Plateus, Domes, and Basins

Up and down movements of the crust can produce variety of landforms.

Within the crust factors like plate motion, folding, faulting, igneous activity and isostatic adjustment create landforms.

Crust bends downward it is downwarped

Crust bows upward it is upwarped
Plateaus

Relatively high elevation and level surface

Broad area of the crust is uplifted vertically
Domes

Broad upwarping producing a roughly circular structure

Shape of an elongated oval
Sedimentary Basins

Downwarped producing a roughly circular structure

May form along edges of continents

Convergent boundaries with basins may disappear if plates come together.
Convergent Boundary Mountains

Most mountains occur at convergent plate boundaries
Ocean –Ocean Convergence
 Convergence of 2 oceanic plates produce volcanic mountains.

Converge in a seduction zone.
Ocean – Continental Convergence

Convergence of oceanic plate and a continental plate produces volcanic and folded mountains.

Example: Andes Mts.

Accretionary wedge – a large wedge shaped mass of sediment that accumulates in a subduction zone. Sediment is accreted to the overriding crustal plate.
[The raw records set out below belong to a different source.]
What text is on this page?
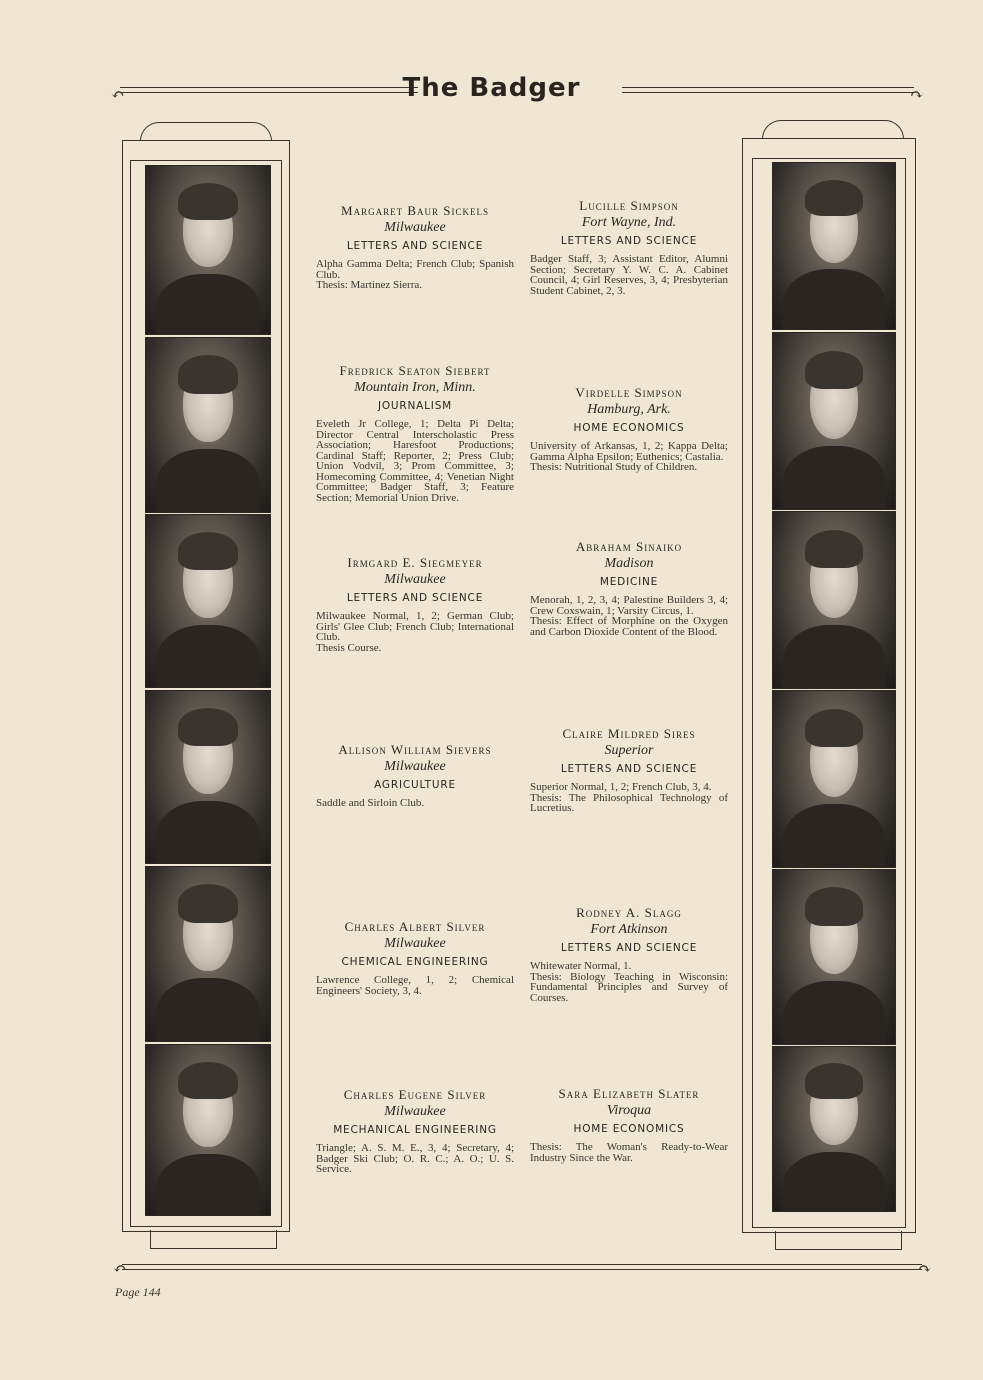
↶	The Badger	↷
Margaret Baur Sickels
Milwaukee
LETTERS AND SCIENCE
Alpha Gamma Delta; French Club; Spanish Club.
Thesis: Martinez Sierra.
Fredrick Seaton Siebert
Mountain Iron, Minn.
JOURNALISM
Eveleth Jr College, 1; Delta Pi Delta; Director Central Interscholastic Press Association; Haresfoot Productions; Cardinal Staff; Reporter, 2; Press Club; Union Vodvil, 3; Prom Committee, 3; Homecoming Committee, 4; Venetian Night Committee; Badger Staff, 3; Feature Section; Memorial Union Drive.
Irmgard E. Siegmeyer
Milwaukee
LETTERS AND SCIENCE
Milwaukee Normal, 1, 2; German Club; Girls' Glee Club; French Club; International Club.
Thesis Course.
Allison William Sievers
Milwaukee
AGRICULTURE
Saddle and Sirloin Club.
Charles Albert Silver
Milwaukee
CHEMICAL ENGINEERING
Lawrence College, 1, 2; Chemical Engineers' Society, 3, 4.
Charles Eugene Silver
Milwaukee
MECHANICAL ENGINEERING
Triangle; A. S. M. E., 3, 4; Secretary, 4; Badger Ski Club; O. R. C.; A. O.; U. S. Service.
Lucille Simpson
Fort Wayne, Ind.
LETTERS AND SCIENCE
Badger Staff, 3; Assistant Editor, Alumni Section; Secretary Y. W. C. A. Cabinet Council, 4; Girl Reserves, 3, 4; Presbyterian Student Cabinet, 2, 3.
Virdelle Simpson
Hamburg, Ark.
HOME ECONOMICS
University of Arkansas, 1, 2; Kappa Delta; Gamma Alpha Epsilon; Euthenics; Castalia.
Thesis: Nutritional Study of Children.
Abraham Sinaiko
Madison
MEDICINE
Menorah, 1, 2, 3, 4; Palestine Builders 3, 4; Crew Coxswain, 1; Varsity Circus, 1.
Thesis: Effect of Morphine on the Oxygen and Carbon Dioxide Content of the Blood.
Claire Mildred Sires
Superior
LETTERS AND SCIENCE
Superior Normal, 1, 2; French Club, 3, 4.
Thesis: The Philosophical Technology of Lucretius.
Rodney A. Slagg
Fort Atkinson
LETTERS AND SCIENCE
Whitewater Normal, 1.
Thesis: Biology Teaching in Wisconsin: Fundamental Principles and Survey of Courses.
Sara Elizabeth Slater
Viroqua
HOME ECONOMICS
Thesis: The Woman's Ready-to-Wear Industry Since the War.
↶	↷
Page 144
Continent – Continent Convergence

Folded mountains form at collisions of 2 continental plates.
Divergent Boundary Mountain

Usually on the ocean floor
 Fault block mountains made of volcanic rock

Mountains are elevated due to isostasy
Non Boundary Mountains

Far from plate boundaries

Can form over hot spots

Example – Hawaiian Islands
Continental Accretion

Size and shape of a continent changes over time
 Can change by accretion

Accretion – fragments of crust collide with a continental plate and become stuck or embedded into continent.
Terranes

Accreted crustal blocks

Any crustal fragment that has a geologic history distinct from that of adjoining terranes
Mountains from accretion

Accretion of larger crustal fragments may result in mountains

Mountains are smaller than Continent- continent collision.